Organising ourselves to help manage the sheer volume of introductions and meetings is critical. This requires new ways of working that leave behind the 45-minute "sales pitch and media pack" of old. We've adopted a "little and often" approach here at Vizeum, typified by the regular "speed dating" events we hold. Clients select those entrepreneurs they want to meet in advance and then pose them a burning question they want solved. On the night, each has a 10-minute window to impress.

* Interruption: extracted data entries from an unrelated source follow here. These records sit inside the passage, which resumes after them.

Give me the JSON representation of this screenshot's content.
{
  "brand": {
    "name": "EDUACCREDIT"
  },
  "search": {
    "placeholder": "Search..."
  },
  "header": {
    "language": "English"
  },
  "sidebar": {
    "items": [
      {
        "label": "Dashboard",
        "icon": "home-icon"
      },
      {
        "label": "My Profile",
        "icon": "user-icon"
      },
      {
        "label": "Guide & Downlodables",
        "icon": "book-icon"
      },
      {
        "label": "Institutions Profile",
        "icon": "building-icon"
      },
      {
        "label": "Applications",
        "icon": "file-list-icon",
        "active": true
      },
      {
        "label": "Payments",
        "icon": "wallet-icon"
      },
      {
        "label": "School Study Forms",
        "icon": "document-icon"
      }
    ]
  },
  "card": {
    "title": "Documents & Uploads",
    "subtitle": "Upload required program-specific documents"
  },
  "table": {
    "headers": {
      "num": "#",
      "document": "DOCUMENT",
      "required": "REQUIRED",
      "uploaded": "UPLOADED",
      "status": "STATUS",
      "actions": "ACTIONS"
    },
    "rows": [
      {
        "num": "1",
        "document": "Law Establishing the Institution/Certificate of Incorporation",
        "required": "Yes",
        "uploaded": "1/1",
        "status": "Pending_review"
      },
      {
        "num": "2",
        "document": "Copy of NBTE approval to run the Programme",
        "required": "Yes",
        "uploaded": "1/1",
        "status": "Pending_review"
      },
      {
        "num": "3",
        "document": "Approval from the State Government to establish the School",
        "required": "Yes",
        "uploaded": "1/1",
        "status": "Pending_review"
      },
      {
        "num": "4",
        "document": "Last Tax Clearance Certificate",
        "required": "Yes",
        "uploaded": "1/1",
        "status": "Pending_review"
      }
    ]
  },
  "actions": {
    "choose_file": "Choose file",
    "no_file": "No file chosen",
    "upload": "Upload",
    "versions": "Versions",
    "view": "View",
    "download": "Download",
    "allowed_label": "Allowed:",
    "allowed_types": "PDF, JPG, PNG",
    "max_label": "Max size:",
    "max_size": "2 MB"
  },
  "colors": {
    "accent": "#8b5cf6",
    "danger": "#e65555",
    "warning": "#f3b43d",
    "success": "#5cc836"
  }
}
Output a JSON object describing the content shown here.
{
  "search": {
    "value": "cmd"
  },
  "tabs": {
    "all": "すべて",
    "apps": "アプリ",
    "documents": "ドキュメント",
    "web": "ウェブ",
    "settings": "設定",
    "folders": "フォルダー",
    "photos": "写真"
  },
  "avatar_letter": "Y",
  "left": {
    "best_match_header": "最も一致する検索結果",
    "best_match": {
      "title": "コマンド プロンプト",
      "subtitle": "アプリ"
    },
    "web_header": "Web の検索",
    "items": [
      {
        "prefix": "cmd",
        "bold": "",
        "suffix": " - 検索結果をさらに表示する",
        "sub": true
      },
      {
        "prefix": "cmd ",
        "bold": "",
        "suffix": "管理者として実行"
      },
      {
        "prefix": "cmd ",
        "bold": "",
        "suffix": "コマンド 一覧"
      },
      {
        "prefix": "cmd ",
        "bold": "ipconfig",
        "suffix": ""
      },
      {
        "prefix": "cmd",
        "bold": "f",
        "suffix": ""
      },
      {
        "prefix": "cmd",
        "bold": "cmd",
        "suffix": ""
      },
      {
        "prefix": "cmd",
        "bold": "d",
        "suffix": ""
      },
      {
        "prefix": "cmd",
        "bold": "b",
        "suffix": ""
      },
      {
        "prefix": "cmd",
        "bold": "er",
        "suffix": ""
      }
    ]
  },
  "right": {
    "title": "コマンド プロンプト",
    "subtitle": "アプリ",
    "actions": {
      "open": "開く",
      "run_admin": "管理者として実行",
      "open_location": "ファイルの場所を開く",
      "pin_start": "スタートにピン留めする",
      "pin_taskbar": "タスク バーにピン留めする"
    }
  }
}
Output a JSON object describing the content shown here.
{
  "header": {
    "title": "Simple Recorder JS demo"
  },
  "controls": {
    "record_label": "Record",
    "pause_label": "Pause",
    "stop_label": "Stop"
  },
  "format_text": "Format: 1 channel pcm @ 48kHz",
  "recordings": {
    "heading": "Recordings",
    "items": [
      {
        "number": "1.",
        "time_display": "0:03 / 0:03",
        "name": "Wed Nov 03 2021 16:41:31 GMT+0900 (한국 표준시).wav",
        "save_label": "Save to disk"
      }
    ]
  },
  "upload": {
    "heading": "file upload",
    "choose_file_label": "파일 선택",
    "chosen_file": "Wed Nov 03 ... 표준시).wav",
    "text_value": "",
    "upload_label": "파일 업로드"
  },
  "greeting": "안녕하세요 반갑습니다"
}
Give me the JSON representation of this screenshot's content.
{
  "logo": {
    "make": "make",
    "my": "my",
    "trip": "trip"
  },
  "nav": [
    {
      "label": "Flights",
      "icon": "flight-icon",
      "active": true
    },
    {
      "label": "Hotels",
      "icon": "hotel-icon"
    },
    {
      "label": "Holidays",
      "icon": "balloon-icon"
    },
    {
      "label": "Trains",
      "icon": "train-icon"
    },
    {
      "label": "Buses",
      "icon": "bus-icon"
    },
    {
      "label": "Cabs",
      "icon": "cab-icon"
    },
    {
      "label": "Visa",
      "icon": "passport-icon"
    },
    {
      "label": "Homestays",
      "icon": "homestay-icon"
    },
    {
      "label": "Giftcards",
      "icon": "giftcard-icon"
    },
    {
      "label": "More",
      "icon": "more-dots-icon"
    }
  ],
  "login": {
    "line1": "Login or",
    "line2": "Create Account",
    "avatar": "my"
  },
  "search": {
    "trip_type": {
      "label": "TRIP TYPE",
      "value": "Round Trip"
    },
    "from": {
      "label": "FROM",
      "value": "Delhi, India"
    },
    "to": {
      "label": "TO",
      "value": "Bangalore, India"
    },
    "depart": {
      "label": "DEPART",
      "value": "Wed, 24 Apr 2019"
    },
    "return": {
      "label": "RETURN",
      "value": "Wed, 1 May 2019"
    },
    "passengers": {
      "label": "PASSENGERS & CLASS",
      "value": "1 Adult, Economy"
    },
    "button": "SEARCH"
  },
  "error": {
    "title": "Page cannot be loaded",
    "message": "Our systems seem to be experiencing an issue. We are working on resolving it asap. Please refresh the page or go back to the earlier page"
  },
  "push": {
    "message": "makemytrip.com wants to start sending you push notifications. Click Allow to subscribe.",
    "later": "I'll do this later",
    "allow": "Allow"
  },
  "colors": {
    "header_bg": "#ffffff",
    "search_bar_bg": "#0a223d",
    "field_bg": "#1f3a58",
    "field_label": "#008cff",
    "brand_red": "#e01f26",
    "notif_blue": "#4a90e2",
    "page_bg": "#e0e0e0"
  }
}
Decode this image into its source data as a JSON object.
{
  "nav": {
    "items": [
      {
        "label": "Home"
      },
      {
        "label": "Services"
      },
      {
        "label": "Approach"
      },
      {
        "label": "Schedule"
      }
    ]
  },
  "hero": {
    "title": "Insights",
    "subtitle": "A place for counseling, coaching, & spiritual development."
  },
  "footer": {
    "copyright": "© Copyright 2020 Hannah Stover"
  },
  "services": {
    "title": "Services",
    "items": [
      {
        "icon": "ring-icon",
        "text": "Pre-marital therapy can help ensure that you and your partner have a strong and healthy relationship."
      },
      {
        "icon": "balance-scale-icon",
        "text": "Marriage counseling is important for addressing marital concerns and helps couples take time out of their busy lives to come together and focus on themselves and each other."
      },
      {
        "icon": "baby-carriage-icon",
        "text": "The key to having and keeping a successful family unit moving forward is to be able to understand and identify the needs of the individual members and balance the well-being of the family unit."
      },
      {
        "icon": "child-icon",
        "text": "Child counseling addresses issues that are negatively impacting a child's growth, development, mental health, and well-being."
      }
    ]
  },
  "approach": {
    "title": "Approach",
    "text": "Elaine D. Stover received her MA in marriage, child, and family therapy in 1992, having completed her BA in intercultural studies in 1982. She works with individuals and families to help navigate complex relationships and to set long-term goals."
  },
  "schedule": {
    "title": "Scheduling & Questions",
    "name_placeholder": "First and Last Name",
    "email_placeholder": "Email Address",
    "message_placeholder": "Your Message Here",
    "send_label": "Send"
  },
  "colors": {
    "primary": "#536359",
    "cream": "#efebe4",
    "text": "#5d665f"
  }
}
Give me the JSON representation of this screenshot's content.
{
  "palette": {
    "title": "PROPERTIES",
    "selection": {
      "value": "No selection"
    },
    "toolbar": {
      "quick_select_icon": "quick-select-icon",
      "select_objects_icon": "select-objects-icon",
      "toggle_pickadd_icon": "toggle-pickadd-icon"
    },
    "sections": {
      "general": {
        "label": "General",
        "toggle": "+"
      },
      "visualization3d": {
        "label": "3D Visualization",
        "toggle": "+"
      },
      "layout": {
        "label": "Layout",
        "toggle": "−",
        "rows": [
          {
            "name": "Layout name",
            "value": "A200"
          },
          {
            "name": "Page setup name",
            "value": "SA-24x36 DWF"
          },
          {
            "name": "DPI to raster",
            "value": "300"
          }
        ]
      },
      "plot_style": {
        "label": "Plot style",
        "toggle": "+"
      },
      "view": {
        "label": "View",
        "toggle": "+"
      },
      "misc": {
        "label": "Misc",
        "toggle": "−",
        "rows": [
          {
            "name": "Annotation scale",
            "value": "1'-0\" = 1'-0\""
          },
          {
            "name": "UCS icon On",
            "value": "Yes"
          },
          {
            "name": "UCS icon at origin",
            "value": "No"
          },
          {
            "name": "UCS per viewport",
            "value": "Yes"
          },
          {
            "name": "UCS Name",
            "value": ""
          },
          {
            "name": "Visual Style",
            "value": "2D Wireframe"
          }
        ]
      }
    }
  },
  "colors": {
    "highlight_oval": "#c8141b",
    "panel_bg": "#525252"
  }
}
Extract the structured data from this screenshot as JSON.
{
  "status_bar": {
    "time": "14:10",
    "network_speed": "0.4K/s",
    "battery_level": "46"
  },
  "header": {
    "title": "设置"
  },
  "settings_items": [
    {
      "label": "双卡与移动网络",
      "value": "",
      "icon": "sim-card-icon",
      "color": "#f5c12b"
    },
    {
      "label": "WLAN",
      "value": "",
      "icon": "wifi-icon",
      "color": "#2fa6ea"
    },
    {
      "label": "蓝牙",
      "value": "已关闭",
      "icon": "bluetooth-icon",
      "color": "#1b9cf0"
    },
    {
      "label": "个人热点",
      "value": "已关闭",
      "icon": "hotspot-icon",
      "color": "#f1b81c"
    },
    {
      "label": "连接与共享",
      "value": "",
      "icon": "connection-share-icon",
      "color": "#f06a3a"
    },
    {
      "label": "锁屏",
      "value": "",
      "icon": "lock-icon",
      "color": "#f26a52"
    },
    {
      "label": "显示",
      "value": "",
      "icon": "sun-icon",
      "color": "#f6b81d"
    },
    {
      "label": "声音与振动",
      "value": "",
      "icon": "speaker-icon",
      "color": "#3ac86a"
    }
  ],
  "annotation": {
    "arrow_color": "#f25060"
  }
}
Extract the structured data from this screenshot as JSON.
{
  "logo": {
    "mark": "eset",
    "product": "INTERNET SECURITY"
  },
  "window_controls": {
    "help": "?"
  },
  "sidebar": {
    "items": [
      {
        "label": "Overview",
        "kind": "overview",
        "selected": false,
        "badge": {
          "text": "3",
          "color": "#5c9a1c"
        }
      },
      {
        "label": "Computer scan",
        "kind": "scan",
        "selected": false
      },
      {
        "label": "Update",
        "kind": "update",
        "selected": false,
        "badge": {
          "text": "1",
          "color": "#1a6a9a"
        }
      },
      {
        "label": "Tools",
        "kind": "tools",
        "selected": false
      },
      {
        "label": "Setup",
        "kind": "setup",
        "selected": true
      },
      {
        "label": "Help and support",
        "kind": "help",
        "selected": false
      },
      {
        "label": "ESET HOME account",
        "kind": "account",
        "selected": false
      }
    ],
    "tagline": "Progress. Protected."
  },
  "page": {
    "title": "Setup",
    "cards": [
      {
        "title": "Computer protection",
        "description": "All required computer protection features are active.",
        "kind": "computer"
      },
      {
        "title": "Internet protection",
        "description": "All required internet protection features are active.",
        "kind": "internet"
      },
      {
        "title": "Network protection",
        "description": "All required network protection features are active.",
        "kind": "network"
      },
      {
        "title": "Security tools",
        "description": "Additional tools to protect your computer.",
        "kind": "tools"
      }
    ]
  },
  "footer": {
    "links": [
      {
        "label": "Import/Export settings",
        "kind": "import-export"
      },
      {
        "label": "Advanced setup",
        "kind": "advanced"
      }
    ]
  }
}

We are building relationships with Tech City to connect our clients to technology start-up communities. Our endeavour is to provide innovation pipelines for all of our clients and this particular part of London is incredibly rich with potential. Currently four of our clients (ABInBev, BMW, Heinz and Panasonic) are involved with us in The Bakery, an accelerator programme designed to incubate technology ideas at Stage 2 of their development – post venture capital funding. This has been a really productive exercise, helping our clients connect their brands to their audiences through emerging technologies.
These are early days for the initiative, but each client has identified and incubated a technology that may genuinely have the potential to transform their marketing.
Our relationship with established media owners must also transform as we seek to understand the potential of all of their assets and technology stacks – not just those classified as paid-for media. This means agencies need to employ the skills and capabilities required to fully appreciate the potential of these assets and to develop new relationships with partner organisations.
70/20/10
Google have been working with a 70/20/10 model in the management of innovation since 2005, and we believe this remains a highly relevant and practical way in which to organise ourselves to embrace innovation. The 70% is the tried and tested, 20% adjacent innovation, and the 10% of our output is our commitment to pure innovation – both in terms of our skills, time and financial investment.
But for innovation to be truly transformative, it needs to happen at scale. So when we look to innovate, through technology or otherwise, we ask ourselves whether, if successful, could our 10% today become our 70% core tomorrow? Get this right and the media agency's future will blossom in a world where technology increasingly becomes the means in which brands connect to people.